Huahine swamphen Temporal range: Late Holocene
- Conservation status: Extinct

Scientific classification
- Kingdom: Animalia
- Phylum: Chordata
- Class: Aves
- Order: Gruiformes
- Family: Rallidae
- Genus: Porphyrio
- Species: †P. mcnabi
- Binomial name: †Porphyrio mcnabi Kirchman & Steadman, 2006

= Huahine swamphen =

- Genus: Porphyrio
- Species: mcnabi
- Authority: Kirchman & Steadman, 2006
- Conservation status: EX

Extinct species of bird

The Huahine swamphen (Porphyrio mcnabi) is an extinct species of bird in the family Rallidae. It was a small swamphen endemic to Huahine in the Society Islands of French Polynesia. It is known only from subfossil remains found at the Fa'ahia archaeological site on the island.
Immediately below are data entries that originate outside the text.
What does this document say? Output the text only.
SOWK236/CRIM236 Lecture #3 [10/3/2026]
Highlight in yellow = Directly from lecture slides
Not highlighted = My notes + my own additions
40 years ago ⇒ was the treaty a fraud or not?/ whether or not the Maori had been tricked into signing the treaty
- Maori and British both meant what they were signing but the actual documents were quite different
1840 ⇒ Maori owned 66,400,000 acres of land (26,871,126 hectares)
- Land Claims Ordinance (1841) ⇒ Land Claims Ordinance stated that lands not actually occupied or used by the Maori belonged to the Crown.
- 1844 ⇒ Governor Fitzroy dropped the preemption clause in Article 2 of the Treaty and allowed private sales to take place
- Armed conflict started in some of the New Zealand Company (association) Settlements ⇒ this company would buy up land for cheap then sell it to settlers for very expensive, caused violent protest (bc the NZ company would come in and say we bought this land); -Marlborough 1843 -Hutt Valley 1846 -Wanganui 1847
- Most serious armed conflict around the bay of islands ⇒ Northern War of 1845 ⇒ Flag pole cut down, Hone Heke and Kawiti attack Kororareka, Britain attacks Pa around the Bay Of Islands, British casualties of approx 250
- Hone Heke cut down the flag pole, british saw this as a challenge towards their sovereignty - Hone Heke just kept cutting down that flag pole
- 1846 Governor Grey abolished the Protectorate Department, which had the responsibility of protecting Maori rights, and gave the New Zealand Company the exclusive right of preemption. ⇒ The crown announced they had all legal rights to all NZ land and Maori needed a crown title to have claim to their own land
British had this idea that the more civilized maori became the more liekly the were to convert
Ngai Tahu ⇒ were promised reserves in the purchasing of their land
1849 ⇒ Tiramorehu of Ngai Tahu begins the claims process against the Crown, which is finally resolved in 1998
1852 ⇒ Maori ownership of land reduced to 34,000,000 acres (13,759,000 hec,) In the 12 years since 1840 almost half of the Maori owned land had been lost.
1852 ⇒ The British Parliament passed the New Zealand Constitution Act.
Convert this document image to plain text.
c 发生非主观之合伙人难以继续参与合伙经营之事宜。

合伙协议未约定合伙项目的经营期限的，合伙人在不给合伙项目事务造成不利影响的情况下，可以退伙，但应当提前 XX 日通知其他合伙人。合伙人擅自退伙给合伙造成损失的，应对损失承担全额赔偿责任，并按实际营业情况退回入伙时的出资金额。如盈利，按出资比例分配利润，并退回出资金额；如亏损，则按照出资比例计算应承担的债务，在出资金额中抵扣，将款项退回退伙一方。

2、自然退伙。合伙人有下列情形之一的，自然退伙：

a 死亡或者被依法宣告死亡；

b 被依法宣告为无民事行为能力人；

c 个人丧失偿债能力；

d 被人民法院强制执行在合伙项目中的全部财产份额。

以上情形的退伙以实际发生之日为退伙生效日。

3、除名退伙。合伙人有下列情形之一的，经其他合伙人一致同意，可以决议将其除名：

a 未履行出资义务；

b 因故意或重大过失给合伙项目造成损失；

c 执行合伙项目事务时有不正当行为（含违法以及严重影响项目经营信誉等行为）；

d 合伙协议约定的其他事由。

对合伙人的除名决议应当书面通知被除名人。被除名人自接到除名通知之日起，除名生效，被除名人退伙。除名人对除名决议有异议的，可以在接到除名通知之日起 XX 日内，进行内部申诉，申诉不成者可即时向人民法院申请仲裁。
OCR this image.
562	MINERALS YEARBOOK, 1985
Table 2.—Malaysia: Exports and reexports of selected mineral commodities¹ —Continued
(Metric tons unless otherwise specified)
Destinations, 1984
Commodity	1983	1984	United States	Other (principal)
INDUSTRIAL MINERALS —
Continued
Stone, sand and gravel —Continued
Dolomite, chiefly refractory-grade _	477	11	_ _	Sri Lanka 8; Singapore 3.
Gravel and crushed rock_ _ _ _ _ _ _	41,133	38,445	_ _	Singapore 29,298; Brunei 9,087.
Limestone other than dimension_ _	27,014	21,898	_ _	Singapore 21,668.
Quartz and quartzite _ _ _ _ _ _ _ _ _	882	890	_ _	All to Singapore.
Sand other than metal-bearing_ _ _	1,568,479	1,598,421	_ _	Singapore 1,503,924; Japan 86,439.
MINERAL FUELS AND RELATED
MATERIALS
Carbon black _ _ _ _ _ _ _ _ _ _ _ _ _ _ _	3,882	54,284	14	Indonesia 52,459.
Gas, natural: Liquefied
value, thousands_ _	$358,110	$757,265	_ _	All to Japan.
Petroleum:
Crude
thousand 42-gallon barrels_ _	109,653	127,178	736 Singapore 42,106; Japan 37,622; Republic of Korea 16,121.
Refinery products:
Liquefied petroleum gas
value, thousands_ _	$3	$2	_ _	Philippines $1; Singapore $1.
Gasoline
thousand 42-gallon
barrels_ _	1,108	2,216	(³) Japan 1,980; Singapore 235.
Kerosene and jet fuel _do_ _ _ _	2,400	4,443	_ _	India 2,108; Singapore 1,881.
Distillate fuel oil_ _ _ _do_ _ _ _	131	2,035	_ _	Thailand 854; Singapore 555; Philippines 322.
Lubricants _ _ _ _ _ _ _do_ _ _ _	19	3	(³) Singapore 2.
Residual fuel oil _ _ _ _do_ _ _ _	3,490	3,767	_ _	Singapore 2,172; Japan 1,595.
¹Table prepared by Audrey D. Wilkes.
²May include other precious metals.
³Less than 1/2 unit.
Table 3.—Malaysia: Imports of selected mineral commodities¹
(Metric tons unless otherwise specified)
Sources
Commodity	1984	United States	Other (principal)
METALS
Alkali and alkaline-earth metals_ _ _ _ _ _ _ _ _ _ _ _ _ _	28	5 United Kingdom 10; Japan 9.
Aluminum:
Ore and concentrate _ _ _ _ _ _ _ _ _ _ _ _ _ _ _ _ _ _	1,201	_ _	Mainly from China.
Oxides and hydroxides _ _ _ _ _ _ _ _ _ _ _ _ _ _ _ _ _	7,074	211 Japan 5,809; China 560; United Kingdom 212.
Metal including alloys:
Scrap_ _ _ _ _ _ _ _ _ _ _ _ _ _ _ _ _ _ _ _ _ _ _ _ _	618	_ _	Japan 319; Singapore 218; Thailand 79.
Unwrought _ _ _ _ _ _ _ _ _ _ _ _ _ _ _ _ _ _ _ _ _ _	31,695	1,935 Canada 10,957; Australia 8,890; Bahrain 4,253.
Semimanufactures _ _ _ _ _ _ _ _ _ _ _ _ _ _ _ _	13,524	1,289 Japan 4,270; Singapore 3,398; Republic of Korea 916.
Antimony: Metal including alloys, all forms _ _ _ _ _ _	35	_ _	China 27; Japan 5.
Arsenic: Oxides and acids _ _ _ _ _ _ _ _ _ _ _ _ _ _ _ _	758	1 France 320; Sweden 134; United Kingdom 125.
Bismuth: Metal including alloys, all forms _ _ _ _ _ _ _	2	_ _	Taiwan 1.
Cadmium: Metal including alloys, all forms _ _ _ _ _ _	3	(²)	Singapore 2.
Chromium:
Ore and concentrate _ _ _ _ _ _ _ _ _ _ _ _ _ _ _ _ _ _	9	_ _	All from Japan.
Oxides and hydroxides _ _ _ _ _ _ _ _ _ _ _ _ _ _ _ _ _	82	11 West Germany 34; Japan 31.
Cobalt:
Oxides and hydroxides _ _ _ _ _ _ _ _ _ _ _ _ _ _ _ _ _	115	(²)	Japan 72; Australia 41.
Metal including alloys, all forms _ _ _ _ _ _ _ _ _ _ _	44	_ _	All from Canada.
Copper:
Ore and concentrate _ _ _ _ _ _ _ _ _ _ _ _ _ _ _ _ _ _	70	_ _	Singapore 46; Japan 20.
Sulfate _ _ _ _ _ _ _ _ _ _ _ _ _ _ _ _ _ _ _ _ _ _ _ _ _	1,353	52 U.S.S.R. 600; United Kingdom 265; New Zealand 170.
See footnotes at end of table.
Fa'ahia is an early Polynesian occupation site with radiocarbon dates ranging from 700 CE to 1200 CE. The swamphen is only one of a suite of birds found at the site which became extinct either locally or globally following human occupation of the island.

==Etymology==
The species was named after Brian K. McNab to recognise his research on the evolution and ecology of flightless birds, especially rails, on oceanic islands.